Trap - 2

92 10 0
                                    

Bulu matanya bergetar membuka. Rasa sakit kembali menyerang kepalanya. Langit ruangan yang berwana putih menyambut penglihatannya yang masih buram.

"Juli?"

Julieta berkedip untuk menghilangkan buram dari penglihatannya. Akhirnya dia bisa melihat jelas perempuan yang baru saja menyebutkan namanya. "Kak Radin."

Paradina menghela napas lega. "Akhirnya lo sadar juga. Kalo lebih dari satu jam lo nggak sadar-sadar, kita bakal panggil ambulans terus bawa lo ke RS tau nggak."

"Gue kenapa?"

"Lo lupa?" Paradina malah balik bertanya. Dia bukan bermaksud tak menjawab, hanya saja dia tak ingin Julieta syok lagi. Jadi ada baiknya bila Julieta mengingatnya sendiri.

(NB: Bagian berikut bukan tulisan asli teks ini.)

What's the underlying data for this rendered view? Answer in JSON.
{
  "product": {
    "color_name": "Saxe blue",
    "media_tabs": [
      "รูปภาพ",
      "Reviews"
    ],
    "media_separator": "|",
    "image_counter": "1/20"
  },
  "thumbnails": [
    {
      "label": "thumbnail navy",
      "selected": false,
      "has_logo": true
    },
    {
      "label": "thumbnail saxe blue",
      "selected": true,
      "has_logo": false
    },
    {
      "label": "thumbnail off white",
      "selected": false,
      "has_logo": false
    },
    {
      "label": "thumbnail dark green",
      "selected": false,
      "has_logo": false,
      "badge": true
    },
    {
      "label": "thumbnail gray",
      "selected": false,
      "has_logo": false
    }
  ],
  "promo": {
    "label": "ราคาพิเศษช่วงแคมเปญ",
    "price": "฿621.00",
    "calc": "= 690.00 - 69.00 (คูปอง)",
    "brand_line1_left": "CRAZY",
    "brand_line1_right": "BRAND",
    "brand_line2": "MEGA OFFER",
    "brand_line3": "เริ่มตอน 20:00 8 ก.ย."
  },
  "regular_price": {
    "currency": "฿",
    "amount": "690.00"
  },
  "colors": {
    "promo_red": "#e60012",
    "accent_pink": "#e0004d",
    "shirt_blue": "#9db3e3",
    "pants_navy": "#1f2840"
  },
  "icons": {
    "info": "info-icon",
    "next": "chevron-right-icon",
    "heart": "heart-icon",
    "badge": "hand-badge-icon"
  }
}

Julieta mengorek-ngorek ingatannya. Berusaha mengingat apa yang terjadi kepadanya. Tapi percuma, dia tak bisa mengingatnya. "Gue nggak inget."

Paradina bersyukur kalau adiknya tak ingat kejadian dua jam yang lalu. Segera dia meminta Julieta untuk minum untuk mengurangi dehidrasi yang membuatnya pingsan tadi.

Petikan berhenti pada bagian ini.